I felt inexplicably guilty. Wrapping my arms around my already too-bare figure, I stepped away.
"Look, I know this is my dream, but I'm not going to make you do anything you don't want to…" I babbled, even as my brain registered the nonsensicalness. I wasn't going to dream-rape the vampire that wanted to kill me?
In the time it took for me to raise my heel, I was back in his grip. He kissed me with the force of an avalanche, breaking between my lips, cracking the skin. He bent me so far back that I lay nearly parallel to the ground, cradled in biceps the size of my waist. His lips were relentless, kneading mine until I was sure they must be bruised. I didn't feel it. Most of my attention was focused lower down, where I was sure most of my blood had rushed.

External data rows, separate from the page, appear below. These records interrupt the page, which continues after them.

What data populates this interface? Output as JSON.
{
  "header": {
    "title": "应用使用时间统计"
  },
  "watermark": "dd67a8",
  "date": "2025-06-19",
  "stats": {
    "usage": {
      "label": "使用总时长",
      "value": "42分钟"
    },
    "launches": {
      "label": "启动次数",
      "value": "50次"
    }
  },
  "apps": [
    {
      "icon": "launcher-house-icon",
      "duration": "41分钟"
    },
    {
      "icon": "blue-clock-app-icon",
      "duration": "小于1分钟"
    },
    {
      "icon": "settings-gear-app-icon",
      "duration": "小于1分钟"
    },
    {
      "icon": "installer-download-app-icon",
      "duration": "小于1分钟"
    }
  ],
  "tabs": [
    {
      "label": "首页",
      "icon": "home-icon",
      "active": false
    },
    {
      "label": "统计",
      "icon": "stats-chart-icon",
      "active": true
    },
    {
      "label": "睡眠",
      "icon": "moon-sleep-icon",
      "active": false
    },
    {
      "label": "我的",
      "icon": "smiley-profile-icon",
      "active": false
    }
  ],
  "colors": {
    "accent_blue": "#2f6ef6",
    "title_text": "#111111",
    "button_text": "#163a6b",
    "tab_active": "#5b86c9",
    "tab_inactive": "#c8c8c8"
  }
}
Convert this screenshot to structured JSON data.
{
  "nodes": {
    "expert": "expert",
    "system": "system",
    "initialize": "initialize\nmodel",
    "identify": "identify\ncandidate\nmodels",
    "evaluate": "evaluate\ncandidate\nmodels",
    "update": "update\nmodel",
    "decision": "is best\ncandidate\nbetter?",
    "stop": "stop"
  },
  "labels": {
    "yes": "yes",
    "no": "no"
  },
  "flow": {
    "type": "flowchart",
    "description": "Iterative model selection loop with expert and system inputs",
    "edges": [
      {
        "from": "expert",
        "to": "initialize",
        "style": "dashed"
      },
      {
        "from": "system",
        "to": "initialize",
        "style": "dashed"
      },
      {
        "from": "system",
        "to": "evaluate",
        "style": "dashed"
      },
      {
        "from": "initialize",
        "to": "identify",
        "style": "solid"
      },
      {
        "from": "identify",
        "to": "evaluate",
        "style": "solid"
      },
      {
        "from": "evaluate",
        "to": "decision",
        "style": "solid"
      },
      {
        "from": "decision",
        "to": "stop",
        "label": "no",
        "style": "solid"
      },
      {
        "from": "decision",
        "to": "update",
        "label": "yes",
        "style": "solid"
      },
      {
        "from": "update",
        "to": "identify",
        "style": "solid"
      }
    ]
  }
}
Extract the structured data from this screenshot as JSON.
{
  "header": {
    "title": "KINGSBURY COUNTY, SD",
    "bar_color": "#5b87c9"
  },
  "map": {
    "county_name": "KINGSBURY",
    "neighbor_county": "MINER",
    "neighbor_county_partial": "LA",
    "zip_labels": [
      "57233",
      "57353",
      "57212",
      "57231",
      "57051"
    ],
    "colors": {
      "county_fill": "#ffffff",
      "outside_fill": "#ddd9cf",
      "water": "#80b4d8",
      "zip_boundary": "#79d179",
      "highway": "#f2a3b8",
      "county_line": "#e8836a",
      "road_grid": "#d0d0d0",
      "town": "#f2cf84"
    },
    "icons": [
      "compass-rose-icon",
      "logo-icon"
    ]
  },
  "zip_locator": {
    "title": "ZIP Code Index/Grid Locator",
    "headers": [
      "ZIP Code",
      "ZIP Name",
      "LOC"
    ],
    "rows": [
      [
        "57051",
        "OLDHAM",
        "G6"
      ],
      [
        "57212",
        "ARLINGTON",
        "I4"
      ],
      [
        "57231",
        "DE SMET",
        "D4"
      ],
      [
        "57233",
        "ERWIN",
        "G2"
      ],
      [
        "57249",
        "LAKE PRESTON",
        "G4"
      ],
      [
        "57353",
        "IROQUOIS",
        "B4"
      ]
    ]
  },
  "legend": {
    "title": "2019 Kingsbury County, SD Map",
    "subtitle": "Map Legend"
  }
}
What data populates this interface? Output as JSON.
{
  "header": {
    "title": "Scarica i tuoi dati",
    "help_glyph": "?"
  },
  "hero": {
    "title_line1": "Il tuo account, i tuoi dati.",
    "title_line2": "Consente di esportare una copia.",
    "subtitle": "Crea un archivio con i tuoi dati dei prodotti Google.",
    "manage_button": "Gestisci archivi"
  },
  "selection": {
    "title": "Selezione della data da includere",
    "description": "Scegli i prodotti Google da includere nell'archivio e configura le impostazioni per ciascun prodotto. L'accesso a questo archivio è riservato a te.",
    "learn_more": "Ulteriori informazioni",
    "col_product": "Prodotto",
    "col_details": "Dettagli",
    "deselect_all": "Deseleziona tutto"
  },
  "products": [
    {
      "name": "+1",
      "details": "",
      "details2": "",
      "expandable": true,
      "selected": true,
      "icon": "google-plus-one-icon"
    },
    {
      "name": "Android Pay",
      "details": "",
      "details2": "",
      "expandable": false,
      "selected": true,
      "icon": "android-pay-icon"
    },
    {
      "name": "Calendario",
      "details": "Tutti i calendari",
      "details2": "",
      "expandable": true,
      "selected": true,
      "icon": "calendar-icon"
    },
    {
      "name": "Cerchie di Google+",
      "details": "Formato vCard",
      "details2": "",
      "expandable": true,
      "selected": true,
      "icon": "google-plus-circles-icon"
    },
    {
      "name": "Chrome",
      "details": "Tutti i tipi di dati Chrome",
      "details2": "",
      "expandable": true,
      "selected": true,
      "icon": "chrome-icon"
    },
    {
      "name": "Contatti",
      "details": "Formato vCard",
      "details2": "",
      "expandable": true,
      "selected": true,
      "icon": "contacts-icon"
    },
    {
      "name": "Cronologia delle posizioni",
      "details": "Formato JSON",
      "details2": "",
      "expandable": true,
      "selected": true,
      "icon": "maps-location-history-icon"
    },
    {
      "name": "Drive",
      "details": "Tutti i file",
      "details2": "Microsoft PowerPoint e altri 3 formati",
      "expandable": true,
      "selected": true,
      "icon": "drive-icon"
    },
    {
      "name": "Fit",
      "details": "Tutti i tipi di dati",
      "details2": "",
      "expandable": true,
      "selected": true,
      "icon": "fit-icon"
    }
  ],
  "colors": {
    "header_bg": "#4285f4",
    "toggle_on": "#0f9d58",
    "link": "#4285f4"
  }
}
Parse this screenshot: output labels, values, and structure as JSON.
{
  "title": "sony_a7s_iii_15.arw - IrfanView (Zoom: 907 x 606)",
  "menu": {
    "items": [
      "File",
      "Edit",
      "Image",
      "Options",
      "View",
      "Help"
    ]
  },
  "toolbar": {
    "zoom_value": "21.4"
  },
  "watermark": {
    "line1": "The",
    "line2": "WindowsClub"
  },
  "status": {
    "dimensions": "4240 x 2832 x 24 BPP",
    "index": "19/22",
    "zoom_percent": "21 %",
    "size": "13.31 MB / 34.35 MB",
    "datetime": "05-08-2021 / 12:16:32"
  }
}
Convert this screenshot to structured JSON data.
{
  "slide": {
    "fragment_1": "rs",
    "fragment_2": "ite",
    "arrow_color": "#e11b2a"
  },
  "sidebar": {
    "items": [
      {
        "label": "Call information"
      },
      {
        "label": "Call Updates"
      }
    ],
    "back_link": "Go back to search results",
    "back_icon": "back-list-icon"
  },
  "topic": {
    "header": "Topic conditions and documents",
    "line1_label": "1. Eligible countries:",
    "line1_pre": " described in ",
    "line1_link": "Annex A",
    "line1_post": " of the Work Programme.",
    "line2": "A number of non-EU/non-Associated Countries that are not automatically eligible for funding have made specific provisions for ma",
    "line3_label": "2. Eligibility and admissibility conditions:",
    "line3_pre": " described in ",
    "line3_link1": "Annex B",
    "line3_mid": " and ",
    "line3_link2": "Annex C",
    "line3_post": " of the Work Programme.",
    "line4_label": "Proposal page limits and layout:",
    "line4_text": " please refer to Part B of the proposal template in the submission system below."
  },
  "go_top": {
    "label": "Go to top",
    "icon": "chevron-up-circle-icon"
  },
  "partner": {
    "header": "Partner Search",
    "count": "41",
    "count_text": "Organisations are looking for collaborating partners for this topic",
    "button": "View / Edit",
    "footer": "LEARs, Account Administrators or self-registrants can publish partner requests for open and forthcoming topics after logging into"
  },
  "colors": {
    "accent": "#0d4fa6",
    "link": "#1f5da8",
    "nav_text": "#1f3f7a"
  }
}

He broke the kiss first, pulling away as I fell to the ground, moving as if through oil. His body, which had been so delightfully substantial, had begun to blend into the trees.
"Christina," he called as he disappeared.
I decided right then that he was the only person I was going to allow to use my full name.
Isaac
It took me the entire walk back to the manor to straighten out my head. I'm ashamed to say I lashed out a couple times, like a newborn, starting a couple of domestic fights in nearby homes and one shoot-out on Maple street that undid a year-long gang truce. Its easy for us Malvacci, in out nature, like stretching might be for you. If I'd wanted, I could have had the entire city in flames, neighbors raping and looting neighbors. This was enough. From each little destruction I soaked in a little energy, which eventually brought me near above the fogginess that being around the Bonpecci blood induced.
By the time I camd in the parlor door, it was clear that the coven had been convened a while. They stood around the body, which had been fastidiously lain on a sheet, so as not to damage the rugs.
"It was just chance," Nicolas was arguing. "No one knows about her. How could they know?"
"I'm inclined to side with Nicolas," Pierre rumbled.
"She knew him," I announced as I stepped within. "He had been at the club she dazzled. But this was a month-old, possibly two months. Someone turned him."
John's brow furrowed.
"This speaks of a plan," he said. "Not a shot in the dark. Presumably this man was first tapped for knowledge…"
"And with his description, someone might be able to put together the pieces" Rosalyn speculated. But she sounded unconvinced. "If only dear Isaac hadn't been quite so eager in defending the pet…" she bated. I wasn't falling for it tonight.
"I think it was a test. Anyone who knew that we were involved would know that it would fail. Why not do the deed yourself? No. Someone wants to know either about her or about us."
Pierre nodded. "I think what Isaac speaks is true."
We all looked to John. His eyes were fixed on a spot above our heads, finally, a slow grin spread across his face.
"The time has come," he murmured. "The days that will decide our ends."
There was no denying the chilling words, though I had trouble connecting the frail and imbecilic Christine to an apocalypse.
"Sarah," John said, "You must become her caretaker. Restore her memory as much as you can, while guarding her from further harm."
Sarah's eyes shifted to me.
"How much have you told her?" she asked.
"Almost nothing, except the obvious. She thinks I'm a vampire," I admitted.
Sarah nodded.
"It must be revealed slowly, patiently, or she may go mad."
"I've washed my hands of it."
"Oh no, Frowns, it takes blood to wash these hands," Nicolas chuckled.